Support external authentication

Feature description

It would be great to allow some kind of external authentication for baserow; and there are many options for doing this:

• RFC3875 REMOTE_IDENT Header or similar. The gist of this is that you'd delegate authentication to a gateway of some kind that would resolve the authenticated user's identity and privileges and supply it to baserow as headers. This would happen between the request hitting the reverse proxy and it being passed to baserow. If this is implemented, be sure to lock it behind a feature flag for security purposes.
• OpenID Connect (JWT). Similar concept to the above, except the identity and privileges are contained in a JWT that is consumed via the Authorization HTTP header. As long as the metadata URL and scopes are configurable this has a similar effect to the above. Additionally, having the user's privileges also being processed from the token would be great but not strictly necessary. Again, implementing the entire OIDC auth flow is not necessary, just the token consumption and the remainder can be handled by an external authentication gateway.

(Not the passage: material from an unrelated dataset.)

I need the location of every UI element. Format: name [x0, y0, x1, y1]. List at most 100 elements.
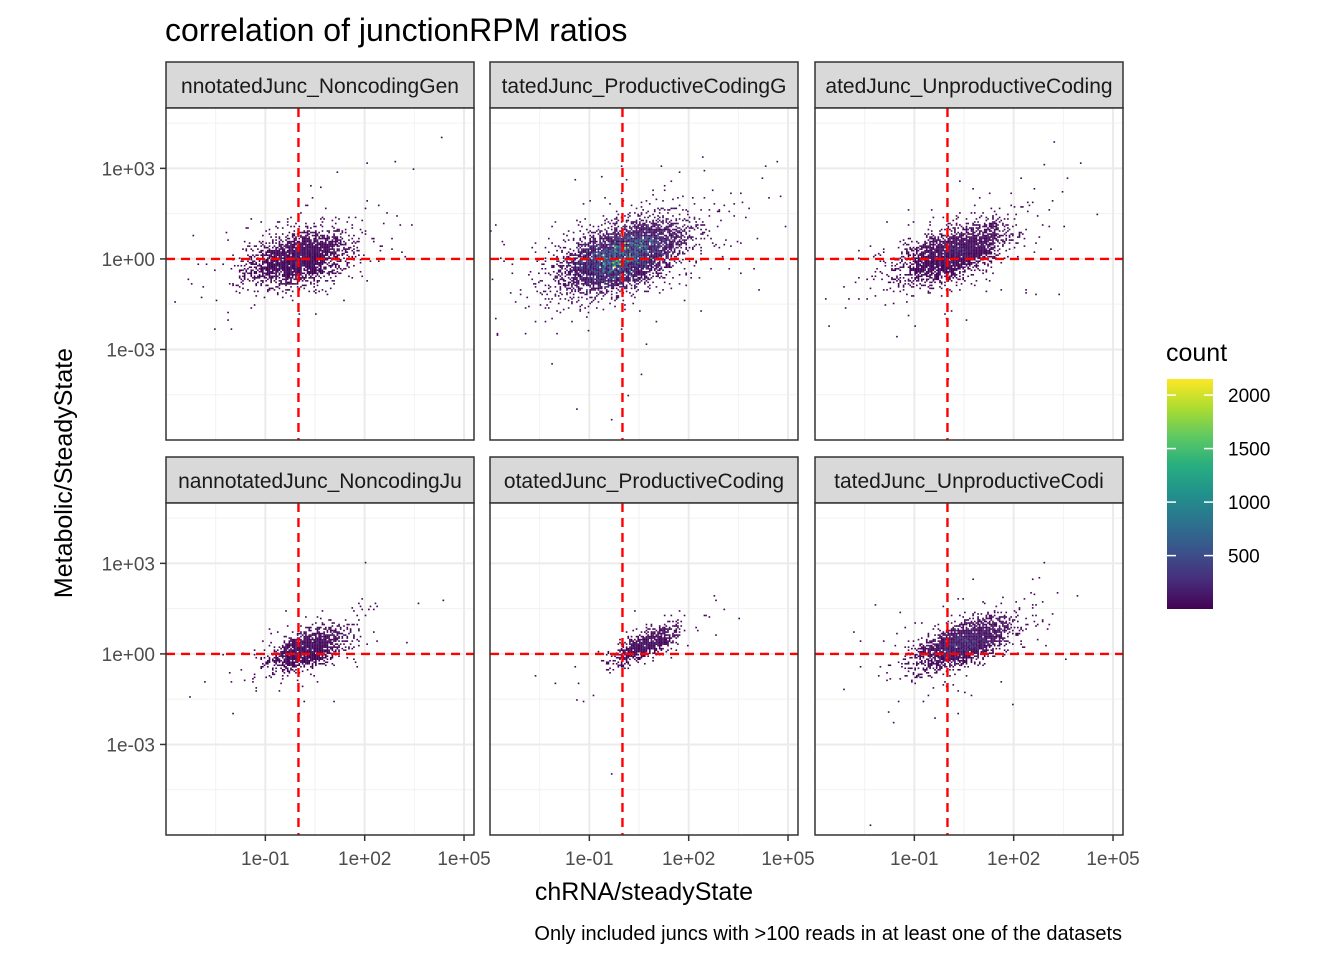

Anyone using a reverse proxy such as Nginx in front of baserow would be able to implement whatever authentication they liked with the two options above available, however even one of these would be more than sufficient.

Additionally, as both methods use HTTP headers, they will work seamlessly with Websockets.

Examples

Most self-hosted web apps enable generic OAuth2/OIDC authentication; however Hasura would be a good example of both of the above methods.